Então, ocorre-me transcrever uma breve passagem do livro "O TEATRO É UMA PAIXÃO, A VIDA É UMA EMOÇÃO", a saber: .."meter-me clandestinamente num navio e aventurar-me rumo ao desconhecido, aceitando todas as contingências possíveis. Mas a decisão estava tomada e, fosse o que Deus quisesse, ela era irreversível. E contudo já sentia no coração o travo amargo da nostalgia, eu que, apesar do amor entranhado à minha terra natal, à minha família e à minha gente, não me sentia no dever de pertencer a nenhum lugar mas a todos os lugares ao mesmo tempo".
Foi nesse momento que a saudade começou a despontar no coração de Valdemar, chama que se ateou e encontrou lenha para se manter viva o tempo todo, pela vida fora. Se para Neruda, a saudade é amar um passado que não passou e que por isso permanece cego ao presente e ao futuro, e se para Valdemar ela é uma chama que não apaga por mais que passe o tempo, podemos então pensar que ambos tocam a mesma corda do sentimento humano, mas que não será propriamente o passado, enquanto tempo vivido e delimitado por uma determinada fase da vida, o objecto da saudade indirimível. Sê-lo-á apenas como ponto de partida para todos os sonhos e expectativas, que são contínuos e inexauríveis no ser humano, e tanto assim é que há sempre um passado de marco temporal sucessivamente distanciador que nos segue ao longo da vida. Portanto, diria que no fundo o que todos sentimos é uma saudade unificada, da vida que se viveu, se vive ou se aspira viver, independentemente da idade e suas contingências.

De Valdemar Pereira a 15.11.2011 às 20:27



Não pensem que sou insensível às intervenções que aparecem, nomeadamente do Adriano que espezinha as publicações e enriquece as obras de que lê com doutos e apaixonantes comentários. Vezes sem conta aqui tenho vindo trazer uma palavra de apreço aos poucos corajosos que dão a cara para dizer o que pensam, tentando abrir um diálogo que nunca passa de monólogo ou sinfonia a uma voz.

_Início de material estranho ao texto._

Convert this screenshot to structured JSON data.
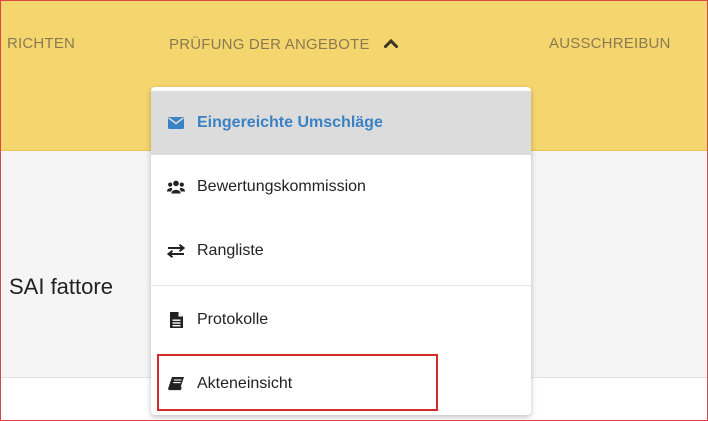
{
  "nav": {
    "item_left": "RICHTEN",
    "item_active": "PRÜFUNG DER ANGEBOTE",
    "item_right": "AUSSCHREIBUN"
  },
  "main": {
    "title": "SAI fattore"
  },
  "dropdown": {
    "items": [
      {
        "label": "Eingereichte Umschläge",
        "icon": "envelope-icon",
        "active": true
      },
      {
        "label": "Bewertungskommission",
        "icon": "users-icon",
        "active": false
      },
      {
        "label": "Rangliste",
        "icon": "exchange-icon",
        "active": false
      },
      {
        "label": "Protokolle",
        "icon": "file-icon",
        "active": false
      },
      {
        "label": "Akteneinsicht",
        "icon": "book-icon",
        "active": false
      }
    ]
  },
  "colors": {
    "topbar": "#f5d66e",
    "active_text": "#3b82c4",
    "highlight_border": "#d42a2a"
  }
}
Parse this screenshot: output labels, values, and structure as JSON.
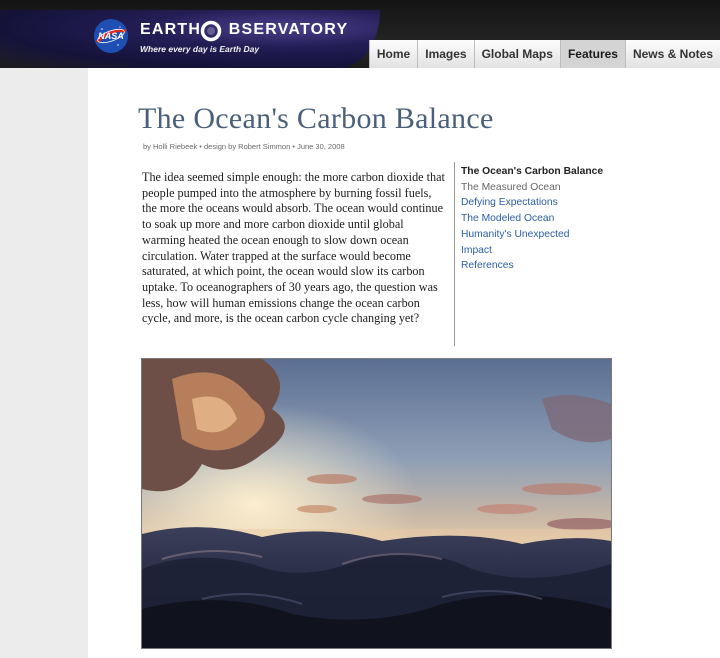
{
  "header": {
    "site_name_part1": "EARTH ",
    "site_name_part2": "BSERVATORY",
    "tagline": "Where every day is Earth Day",
    "logo_text": "NASA"
  },
  "nav": {
    "items": [
      {
        "label": "Home"
      },
      {
        "label": "Images"
      },
      {
        "label": "Global Maps"
      },
      {
        "label": "Features",
        "active": true
      },
      {
        "label": "News & Notes"
      }
    ]
  },
  "article": {
    "title": "The Ocean's Carbon Balance",
    "byline": "by Holli Riebeek • design by Robert Simmon • June 30, 2008",
    "intro": "The idea seemed simple enough: the more carbon dioxide that people pumped into the atmosphere by burning fossil fuels, the more the oceans would absorb. The ocean would continue to soak up more and more carbon dioxide until global warming heated the ocean enough to slow down ocean circulation. Water trapped at the surface would become saturated, at which point, the ocean would slow its carbon uptake. To oceanographers of 30 years ago, the question was less, how will human emissions change the ocean carbon cycle, and more, is the ocean carbon cycle changing yet?"
  },
  "toc": {
    "items": [
      {
        "label": "The Ocean's Carbon Balance",
        "state": "current"
      },
      {
        "label": "The Measured Ocean",
        "state": "visited"
      },
      {
        "label": "Defying Expectations",
        "state": "link"
      },
      {
        "label": "The Modeled Ocean",
        "state": "link"
      },
      {
        "label": "Humanity's Unexpected",
        "state": "link"
      },
      {
        "label": "Impact",
        "state": "link"
      },
      {
        "label": "References",
        "state": "link"
      }
    ]
  },
  "colors": {
    "title": "#4a5f7a",
    "link": "#2b5ea8",
    "banner": "#231d55"
  }
}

Infelizmente !
Vezes sem conta apareço e sempre deparo com dificuldades técnicas que comem o texto sem deixar traços de digestão rápida. Mais uma vez venho tentar a minha sorte esperando que desta vez aparece o meu OBRIGADO ao moço que agora traz trecho do livro "O Teatro é uma Paixão, a Vida é uma Emoção" onde alusão é feita ao tema de hoje, não em versos mas em prosa.
Se, por satisfação minha, "Feiticeira que tudo sabe" saiu hoje por gentileza do Manuel Brito Semedo, a quem renovo os meus agradecimentos, vai também o meu reconhecimento ao Adriano.
Um braça rije.

De Valdemar Pereira a 15.11.2011 às 20:59


Brincando, brincando, é que o macaco ...



Meu Caríssimo Amigo Adriano: - Fico completamente sem fala com o teu comentário sobre esta dissertação sobre Saudade. Nunca pensei que uma "brincadeira" ia merecer os elogios que recebo com imenso orgulho e, se não te conhecesse, pensaria ser uma brincadeira como costuma fazer o "amigo Cleonice".
Se o meu escrito merecer alguma atenção de leitores, mesmo anónimos, fico feliz mas - garanto-te - numa me posicionarei para os lugares de que falas.
Obrigado pelas tuas palavras e pela coragem de as deixar neste lugar de muitos passantes.
Outro obrigado ao Brito Semedo que disponibilzou o seu blog cultural.